11)キリスト教の歴史や聖書の研究者たちのあいだでは、女性がキリスト教会の始まりから高い地位と権威を持っていたという共通見解がありますが、当時の他の社会では見られない、このような女性の存在がキリスト教会の成長の一因だと考えられます。

 

12)殉教者の多くが女性でした。

 

13)当時の多神教世界では女性は思春期になる前から結婚を余儀なくされていましたが、キリスト教徒の女性はもっと上の年齢になってから結婚し、相手を選ぶこともできたそうです。

 

14)ローマ社会では女性は生まれた時に間引きされたり、成長しても危険極まりない中絶で死んでしまうことが多く、男性の人口の方が多かったのですが、キリスト信者の間では、そのようなことがなく、女性の方が男性より多かったそうです。すると、一定数の女性たちは非キリスト教徒と結婚することになりますが、その夫がキリスト教に改宗するケースが多かったそうです( 1で述べた「愛着」を思い出してください)。

 

15)当時のローマ帝国の諸都市にはさまざまな問題がありました。たとえば、貧しい人や家のない人もたくさんいましたが、キリスト教徒は慈善活動をし、この人びとに希望をもたらしました。あたらしく都市に来た人びとにはネットワークを提供しました。孤児と寡婦も多くいましたが、キリスト教徒はその人びとを支えました。こういう考え方は多神教世界にはなかったそうです。

 

16)多神教の神々は人間に愛情を抱くなどということはありませんでしたが、キリスト教徒の聖書は「神は、その独り子をお与えになったほどに、世を愛された」(ヨハネ3:16)とあり、これは異教徒の教養人には驚くべきことでした。

 

17)ユダヤ地方から始まり、ローマ帝国の諸都市においても、最初は、その地のユダヤ人の間に伝わったキリスト教でしたが、やがて、その地に集まっていたユダヤ人以外のさまざまな民族にも広まりました。その際に、キリスト教はどんな民族の人びとも受け入れました。

 

18)「何にもましてキリスト教は、気まぐれな残虐さと他人の死に喝采する風潮に満ちた世界に、人間性という概念をもたらし」(p.270)ました。

 

19)教会に人があふれているほど、信者が熱心に讃美歌を歌い祈っているほど、それを見た人びとは、自分はとてもすばらしいところに来ているのだ、という思いを強くする、ということです。

 

 ようするに、神さまは愛の神さまである、という教えと、それに基づいた、信仰者の愛の行動が、神さまを信じる人びとを増やしたのではないでしょうか。

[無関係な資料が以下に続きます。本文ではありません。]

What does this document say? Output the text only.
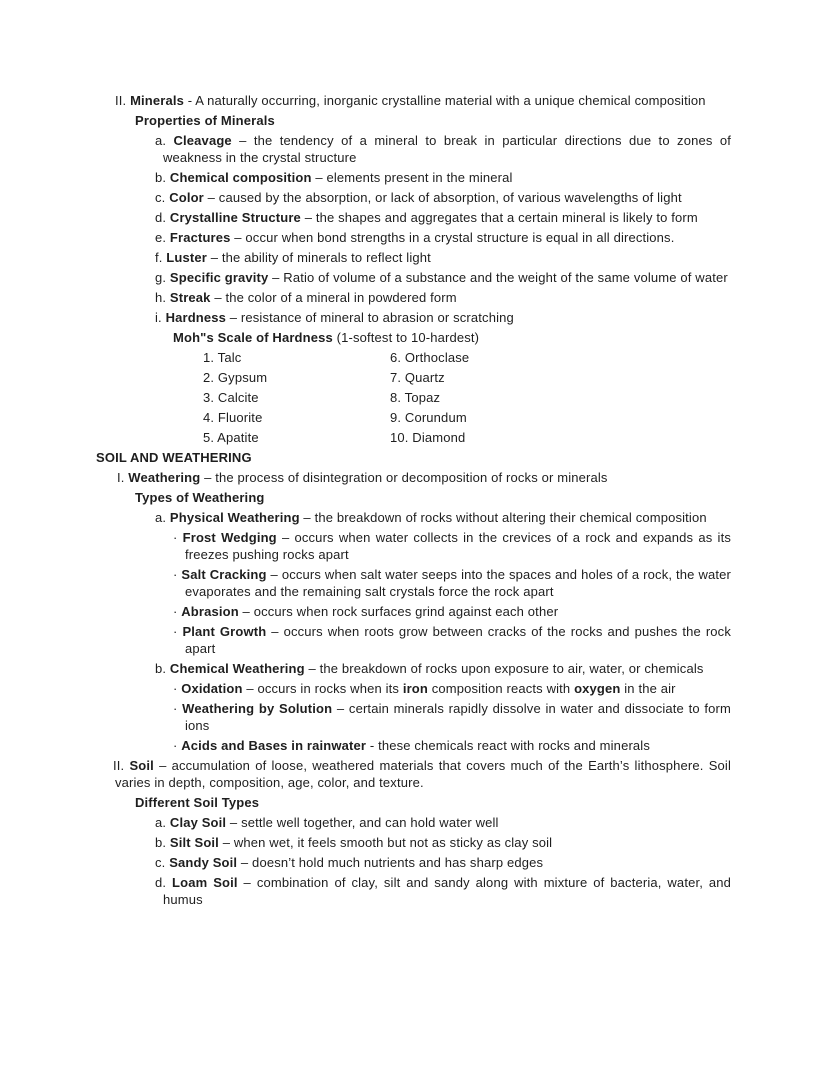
II. Minerals - A naturally occurring, inorganic crystalline material with a unique chemical composition

Properties of Minerals

a. Cleavage – the tendency of a mineral to break in particular directions due to zones of weakness in the crystal structure

b. Chemical composition – elements present in the mineral

c. Color – caused by the absorption, or lack of absorption, of various wavelengths of light

d. Crystalline Structure – the shapes and aggregates that a certain mineral is likely to form

e. Fractures – occur when bond strengths in a crystal structure is equal in all directions.

f. Luster – the ability of minerals to reflect light

g. Specific gravity – Ratio of volume of a substance and the weight of the same volume of water

h. Streak – the color of a mineral in powdered form

i. Hardness – resistance of mineral to abrasion or scratching

Moh"s Scale of Hardness (1-softest to 10-hardest)

1. Talc	6. Orthoclase
2. Gypsum	7. Quartz
3. Calcite	8. Topaz
4. Fluorite	9. Corundum
5. Apatite	10. Diamond

SOIL AND WEATHERING

I. Weathering – the process of disintegration or decomposition of rocks or minerals

Types of Weathering

a. Physical Weathering – the breakdown of rocks without altering their chemical composition

· Frost Wedging – occurs when water collects in the crevices of a rock and expands as its freezes pushing rocks apart

· Salt Cracking – occurs when salt water seeps into the spaces and holes of a rock, the water evaporates and the remaining salt crystals force the rock apart

· Abrasion – occurs when rock surfaces grind against each other

· Plant Growth – occurs when roots grow between cracks of the rocks and pushes the rock apart

b. Chemical Weathering – the breakdown of rocks upon exposure to air, water, or chemicals

· Oxidation – occurs in rocks when its iron composition reacts with oxygen in the air

· Weathering by Solution – certain minerals rapidly dissolve in water and dissociate to form ions

· Acids and Bases in rainwater - these chemicals react with rocks and minerals

II. Soil – accumulation of loose, weathered materials that covers much of the Earth’s lithosphere. Soil varies in depth, composition, age, color, and texture.

Different Soil Types

a. Clay Soil – settle well together, and can hold water well

b. Silt Soil – when wet, it feels smooth but not as sticky as clay soil

c. Sandy Soil – doesn’t hold much nutrients and has sharp edges

d. Loam Soil – combination of clay, silt and sandy along with mixture of bacteria, water, and humus
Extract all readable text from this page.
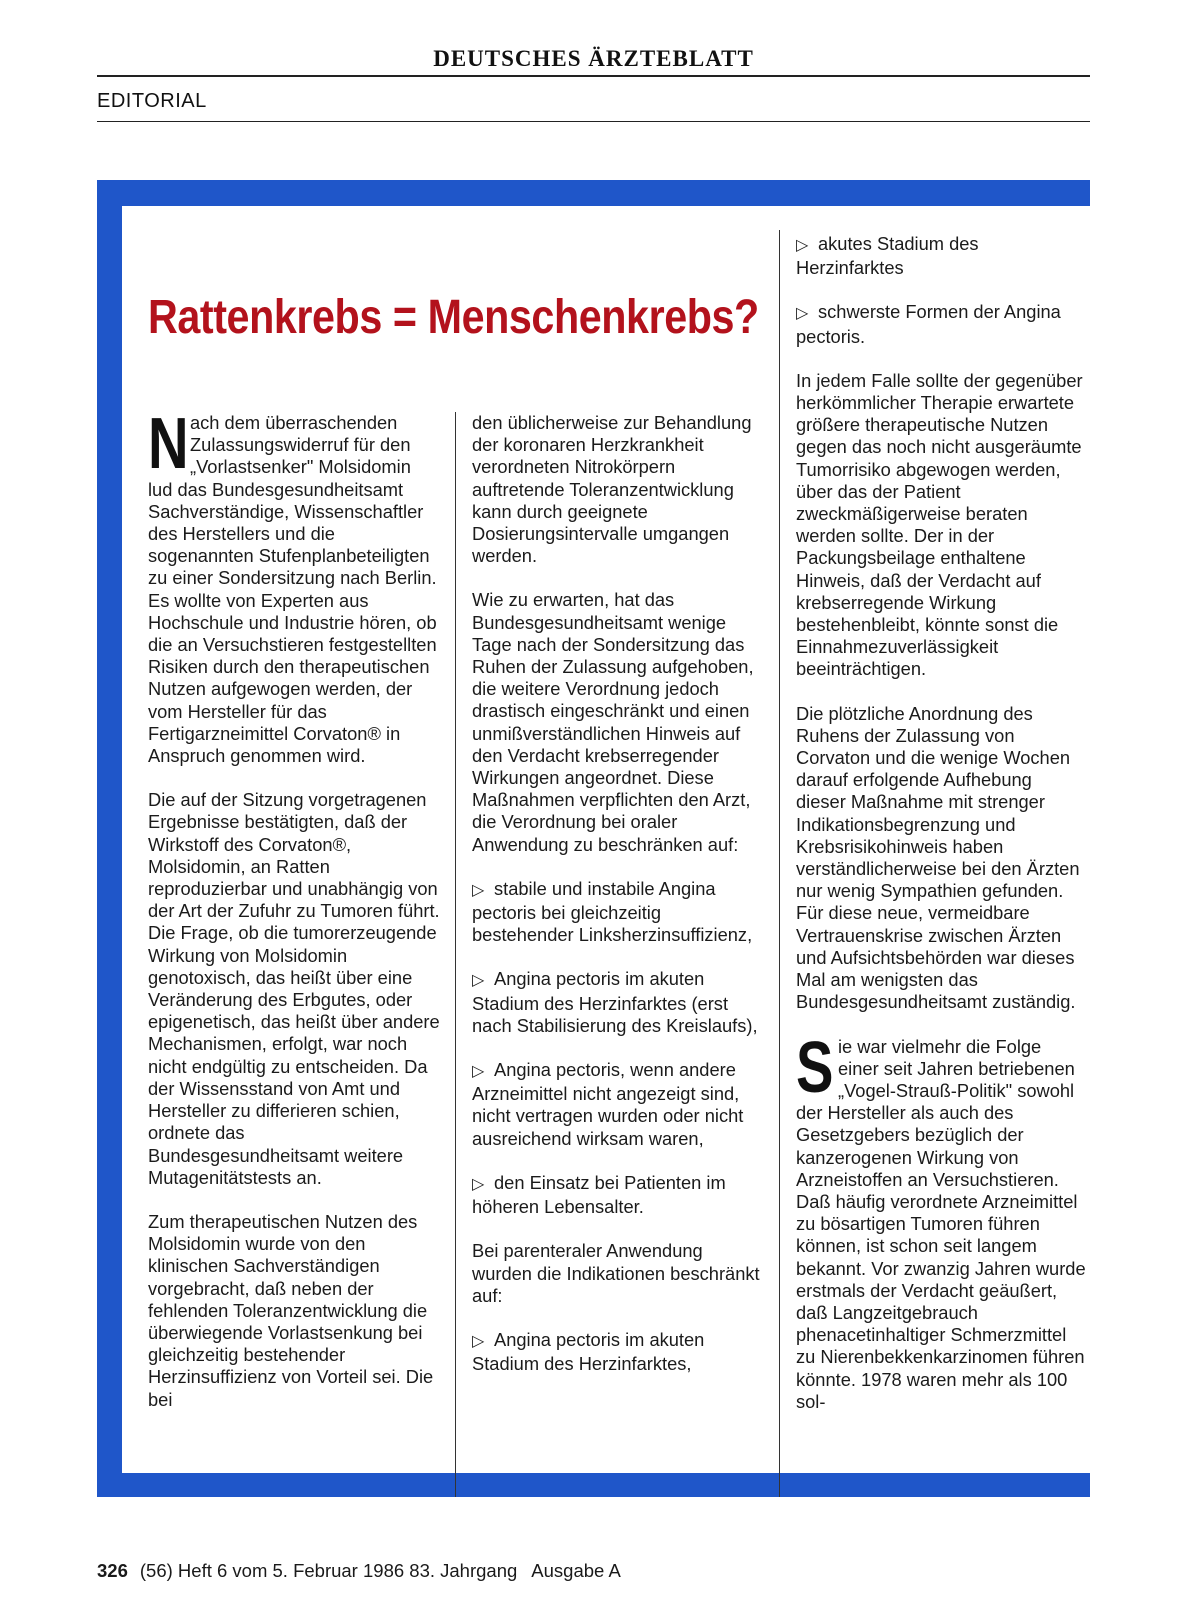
DEUTSCHES ÄRZTEBLATT
EDITORIAL
Rattenkrebs = Menschenkrebs?

Nach dem überraschenden Zulassungswiderruf für den „Vorlastsenker" Molsidomin lud das Bundesgesundheitsamt Sachverständige, Wissenschaftler des Herstellers und die sogenannten Stufenplanbeteiligten zu einer Sondersitzung nach Berlin. Es wollte von Experten aus Hochschule und Industrie hören, ob die an Versuchstieren festgestellten Risiken durch den therapeutischen Nutzen aufgewogen werden, der vom Hersteller für das Fertigarzneimittel Corvaton® in Anspruch genommen wird.

Die auf der Sitzung vorgetragenen Ergebnisse bestätigten, daß der Wirkstoff des Corvaton®, Molsidomin, an Ratten reproduzierbar und unabhängig von der Art der Zufuhr zu Tumoren führt. Die Frage, ob die tumorerzeugende Wirkung von Molsidomin genotoxisch, das heißt über eine Veränderung des Erbgutes, oder epigenetisch, das heißt über andere Mechanismen, erfolgt, war noch nicht endgültig zu entscheiden. Da der Wissensstand von Amt und Hersteller zu differieren schien, ordnete das Bundesgesundheitsamt weitere Mutagenitätstests an.

Zum therapeutischen Nutzen des Molsidomin wurde von den klinischen Sachverständigen vorgebracht, daß neben der fehlenden Toleranzentwicklung die überwiegende Vorlastsenkung bei gleichzeitig bestehender Herzinsuffizienz von Vorteil sei. Die bei

den üblicherweise zur Behandlung der koronaren Herzkrankheit verordneten Nitrokörpern auftretende Toleranzentwicklung kann durch geeignete Dosierungsintervalle umgangen werden.

Wie zu erwarten, hat das Bundesgesundheitsamt wenige Tage nach der Sondersitzung das Ruhen der Zulassung aufgehoben, die weitere Verordnung jedoch drastisch eingeschränkt und einen unmißverständlichen Hinweis auf den Verdacht krebserregender Wirkungen angeordnet. Diese Maßnahmen verpflichten den Arzt, die Verordnung bei oraler Anwendung zu beschränken auf:

▷ stabile und instabile Angina pectoris bei gleichzeitig bestehender Linksherzinsuffizienz,

▷ Angina pectoris im akuten Stadium des Herzinfarktes (erst nach Stabilisierung des Kreislaufs),

▷ Angina pectoris, wenn andere Arzneimittel nicht angezeigt sind, nicht vertragen wurden oder nicht ausreichend wirksam waren,

▷ den Einsatz bei Patienten im höheren Lebensalter.

Bei parenteraler Anwendung wurden die Indikationen beschränkt auf:

▷ Angina pectoris im akuten Stadium des Herzinfarktes,

▷ akutes Stadium des Herzinfarktes

▷ schwerste Formen der Angina pectoris.

In jedem Falle sollte der gegenüber herkömmlicher Therapie erwartete größere therapeutische Nutzen gegen das noch nicht ausgeräumte Tumorrisiko abgewogen werden, über das der Patient zweckmäßigerweise beraten werden sollte. Der in der Packungsbeilage enthaltene Hinweis, daß der Verdacht auf krebserregende Wirkung bestehenbleibt, könnte sonst die Einnahmezuverlässigkeit beeinträchtigen.

Die plötzliche Anordnung des Ruhens der Zulassung von Corvaton und die wenige Wochen darauf erfolgende Aufhebung dieser Maßnahme mit strenger Indikationsbegrenzung und Krebsrisikohinweis haben verständlicherweise bei den Ärzten nur wenig Sympathien gefunden. Für diese neue, vermeidbare Vertrauenskrise zwischen Ärzten und Aufsichtsbehörden war dieses Mal am wenigsten das Bundesgesundheitsamt zuständig.

Sie war vielmehr die Folge einer seit Jahren betriebenen „Vogel-Strauß-Politik" sowohl der Hersteller als auch des Gesetzgebers bezüglich der kanzerogenen Wirkung von Arzneistoffen an Versuchstieren. Daß häufig verordnete Arzneimittel zu bösartigen Tumoren führen können, ist schon seit langem bekannt. Vor zwanzig Jahren wurde erstmals der Verdacht geäußert, daß Langzeitgebrauch phenacetinhaltiger Schmerzmittel zu Nierenbekkenkarzinomen führen könnte. 1978 waren mehr als 100 sol-

326 (56) Heft 6 vom 5. Februar 1986 83. Jahrgang Ausgabe A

 むろん、現代社会の文脈の中で、教えの表現、伝達方法や愛の行動のあり方をじっくり考えなければならないでしょう。

 

 キリスト教発展の歴史分析として、あるいは、現代のキリスト教宣教のヒントとして、適切でないものもあるかもしれませんが、適切なものも多く見受けられるのではないでしょうか。